Conclusion: Less efficiency, better coverage
Despite opposition parties calling for radical solutions like complete privatisation or nationalisation, the paper proposes four path-dependent amendments to improve subsidy provision and boost broadband expansion immediately: First, rural households and companies require more voice to signal their demand for broadband services – maybe by even paying upfront money (Girard et al., 2018). Secondly, regulative loopholes, such as the postponement of construction date by up to three years or the competing support for copper vectoring, must be closed (Bündnis 90/Die Grünen, 2018). Thirdly, red tape and administrative requirements on the local level must be lowered to increase general information levels and hasten processes (Heymann & Körner, 2018). Fourth, to address more companies, per-project funding must be increased and the eligibility criteria for subsidies reduced.

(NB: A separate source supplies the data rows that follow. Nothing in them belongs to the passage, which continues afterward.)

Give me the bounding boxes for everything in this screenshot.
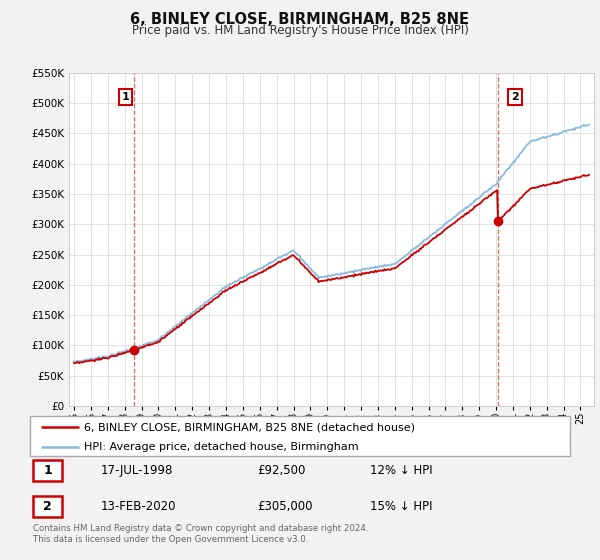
Text: Price paid vs. HM Land Registry's House Price Index (HPI): Price paid vs. HM Land Registry's House … bbox=[131, 24, 469, 36]
Text: 17-JUL-1998: 17-JUL-1998 bbox=[100, 464, 173, 477]
Text: 15% ↓ HPI: 15% ↓ HPI bbox=[370, 500, 433, 513]
Text: 12% ↓ HPI: 12% ↓ HPI bbox=[370, 464, 433, 477]
FancyBboxPatch shape bbox=[30, 416, 570, 456]
Text: 6, BINLEY CLOSE, BIRMINGHAM, B25 8NE: 6, BINLEY CLOSE, BIRMINGHAM, B25 8NE bbox=[131, 12, 470, 27]
Text: 6, BINLEY CLOSE, BIRMINGHAM, B25 8NE (detached house): 6, BINLEY CLOSE, BIRMINGHAM, B25 8NE (de… bbox=[84, 422, 415, 432]
Text: 13-FEB-2020: 13-FEB-2020 bbox=[100, 500, 176, 513]
Text: 1: 1 bbox=[122, 92, 129, 102]
Text: 2: 2 bbox=[43, 500, 52, 513]
Text: 1: 1 bbox=[43, 464, 52, 477]
Text: £92,500: £92,500 bbox=[257, 464, 305, 477]
FancyBboxPatch shape bbox=[33, 496, 62, 517]
Text: HPI: Average price, detached house, Birmingham: HPI: Average price, detached house, Birm… bbox=[84, 442, 359, 452]
FancyBboxPatch shape bbox=[33, 460, 62, 481]
Text: £305,000: £305,000 bbox=[257, 500, 312, 513]
Text: 2: 2 bbox=[511, 92, 519, 102]
Text: Contains HM Land Registry data © Crown copyright and database right 2024.
This d: Contains HM Land Registry data © Crown c… bbox=[33, 524, 368, 544]
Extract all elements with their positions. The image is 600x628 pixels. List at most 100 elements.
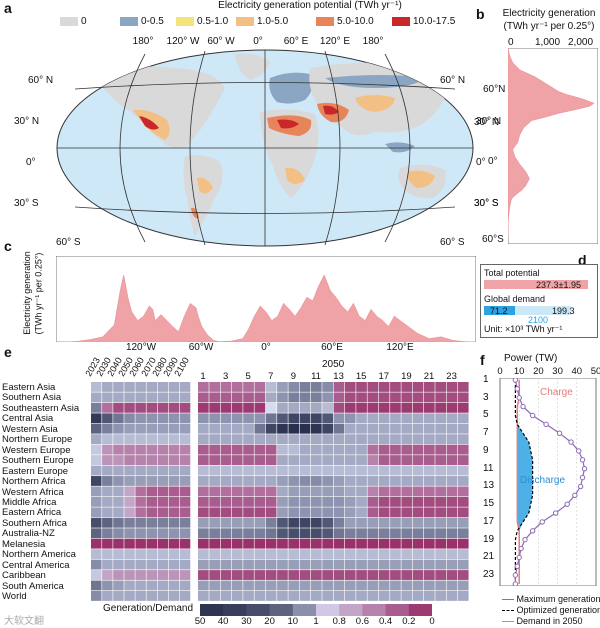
hourly-cell [220, 517, 232, 528]
hourly-cell [356, 476, 367, 486]
hourly-cell [424, 434, 435, 445]
hourly-cell [457, 549, 469, 560]
legend-max-generation: Maximum generation [502, 594, 600, 604]
heatmap-hourly-2050 [198, 382, 469, 601]
panel-c-chart [56, 256, 476, 342]
hourly-cell [265, 423, 277, 434]
annual-cell [135, 528, 146, 539]
annual-cell [91, 444, 102, 455]
hourly-cell [424, 423, 435, 434]
annual-cell [102, 382, 113, 392]
panel-c-label: c [4, 238, 12, 254]
hourly-cell [322, 507, 333, 518]
annual-cell [168, 570, 180, 580]
hourly-cell [220, 549, 232, 560]
max-generation-point [512, 378, 519, 383]
annual-cell [157, 570, 169, 580]
greenland [235, 53, 270, 80]
hourly-cell [378, 549, 390, 560]
hourly-cell [457, 382, 469, 392]
hourly-cell [254, 549, 266, 560]
legend-max-swatch [502, 599, 514, 601]
hourly-cell [435, 423, 446, 434]
hourly-cell [333, 455, 345, 465]
lat-left-30s: 30° S [14, 198, 39, 209]
hourly-cell [220, 538, 232, 549]
annual-cell [157, 392, 169, 403]
hourly-cell [220, 591, 232, 601]
hourly-cell [344, 591, 356, 601]
annual-cell [113, 507, 124, 518]
hourly-cell [311, 528, 322, 539]
hourly-cell [367, 465, 379, 476]
hourly-cell [277, 570, 288, 580]
panel-f-xtick-50: 50 [590, 366, 600, 377]
hourly-cell [412, 517, 424, 528]
hour-label-17: 17 [378, 371, 390, 382]
hourly-cell [277, 402, 288, 413]
hourly-cell [356, 517, 367, 528]
panel-b-lat-30s: 30° S [474, 198, 499, 209]
hourly-cell [446, 570, 458, 580]
region-australia-nz: Australia-NZ [2, 528, 55, 540]
hourly-cell [401, 486, 413, 497]
hourly-cell [231, 486, 243, 497]
hourly-cell [231, 382, 243, 392]
demand-2100-value: 199.3 [552, 306, 575, 316]
hourly-cell [243, 580, 254, 591]
hourly-cell [457, 392, 469, 403]
annual-cell [91, 549, 102, 560]
hourly-cell [311, 486, 322, 497]
annual-cell [102, 517, 113, 528]
annual-cell [168, 434, 180, 445]
hourly-cell [367, 413, 379, 424]
hourly-cell [277, 423, 288, 434]
annual-cell [179, 476, 191, 486]
map-legend-item-1: 0-0.5 [120, 16, 164, 27]
hourly-cell [378, 559, 390, 570]
hourly-cell [390, 434, 401, 445]
total-potential-label: Total potential [484, 268, 540, 278]
hourly-cell [457, 570, 469, 580]
hourly-cell [401, 570, 413, 580]
hourly-cell [322, 559, 333, 570]
colorbar-title: Generation/Demand [103, 603, 194, 614]
hourly-cell [446, 455, 458, 465]
colorbar-segment [362, 604, 387, 616]
hourly-cell [356, 423, 367, 434]
legend-optimized-generation: Optimized generation [502, 605, 600, 615]
hourly-cell [231, 444, 243, 455]
panel-f-hour-3: 3 [483, 391, 489, 403]
hourly-cell [378, 486, 390, 497]
annual-cell [146, 591, 157, 601]
annual-cell [124, 559, 135, 570]
annual-cell [135, 402, 146, 413]
hourly-cell [231, 476, 243, 486]
max-generation-point [529, 528, 536, 534]
hourly-cell [311, 476, 322, 486]
region-northern-america: Northern America [2, 549, 76, 561]
hourly-cell [390, 580, 401, 591]
hourly-cell [344, 549, 356, 560]
hourly-cell [435, 549, 446, 560]
hourly-cell [390, 591, 401, 601]
hourly-cell [333, 402, 345, 413]
annual-cell [135, 496, 146, 507]
annual-cell [113, 570, 124, 580]
hourly-cell [412, 423, 424, 434]
annual-cell [168, 549, 180, 560]
max-generation-point [516, 554, 522, 561]
hourly-cell [322, 465, 333, 476]
annual-cell [113, 476, 124, 486]
annual-cell [168, 455, 180, 465]
annual-cell [157, 423, 169, 434]
hourly-cell [277, 382, 288, 392]
hourly-cell [435, 570, 446, 580]
max-generation-point [581, 465, 588, 472]
annual-cell [179, 591, 191, 601]
hourly-cell [412, 434, 424, 445]
hourly-cell [367, 455, 379, 465]
hourly-cell [231, 455, 243, 465]
max-generation-point [556, 430, 563, 436]
hourly-cell [265, 580, 277, 591]
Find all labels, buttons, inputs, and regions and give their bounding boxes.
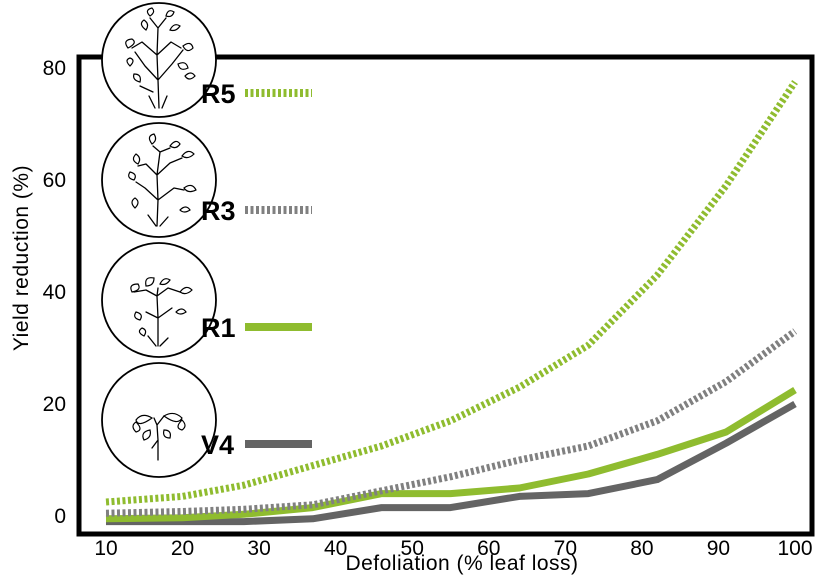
x-tick-label: 60: [477, 537, 500, 560]
r3-plant-icon: [101, 122, 217, 238]
y-tick-label: 60: [43, 169, 66, 192]
series-line-r5: [105, 80, 798, 506]
y-tick-label: 80: [43, 57, 66, 80]
y-tick-label: 20: [43, 393, 66, 416]
x-tick-label: 50: [401, 537, 424, 560]
y-tick-label: 0: [54, 505, 66, 528]
legend-label-r1: R1: [201, 313, 236, 343]
v4-plant-icon: [101, 362, 217, 478]
x-tick-label: 20: [171, 537, 194, 560]
series-line-r1: [105, 387, 797, 523]
series-line-v4: [106, 400, 797, 526]
tick-labels: 10 20 30 40 50 60 70 80 90 100 0 20 40 60 80: [43, 57, 813, 560]
x-tick-label: 10: [94, 537, 117, 560]
x-axis-title: Defoliation (% leaf loss): [345, 552, 578, 575]
r5-plant-icon: [101, 2, 217, 118]
y-axis-title: Yield reduction (%): [10, 165, 33, 351]
y-tick-label: 40: [43, 281, 66, 304]
x-tick-label: 100: [777, 537, 812, 560]
legend-label-v4: V4: [201, 430, 234, 460]
data-series: [105, 80, 798, 526]
legend: R5 R3 R1 V4: [201, 79, 312, 460]
x-tick-label: 30: [247, 537, 270, 560]
legend-label-r3: R3: [201, 196, 236, 226]
x-tick-label: 90: [707, 537, 730, 560]
x-tick-label: 70: [554, 537, 577, 560]
x-tick-label: 80: [630, 537, 653, 560]
series-line-r3: [105, 328, 798, 517]
x-tick-label: 40: [324, 537, 347, 560]
legend-label-r5: R5: [201, 79, 236, 109]
plant-illustrations: [101, 2, 217, 478]
r1-plant-icon: [101, 242, 217, 358]
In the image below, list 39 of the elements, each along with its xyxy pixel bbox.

In combination, higher subsidies, lower admission hurdles and less space for gaming will cushion “free riding” detriments, bridge the demand predicament, and avoid gaming. Though funding projects that are a little profitable, the Federal Government should approve this loss of efficiency to increase the overall number of subsidies provided. At the current level of broadband coverage in Germany and with the political pressure to substantively digitalise the economy, one Euro employed at a 50 % efficiency rate is better than no Euro employed at an 80 % rate.
This policy briefing is result of a group project for the course "Public Management" at Hertie School of Governance, lectured by Salvador Parrado, Director of Governance International.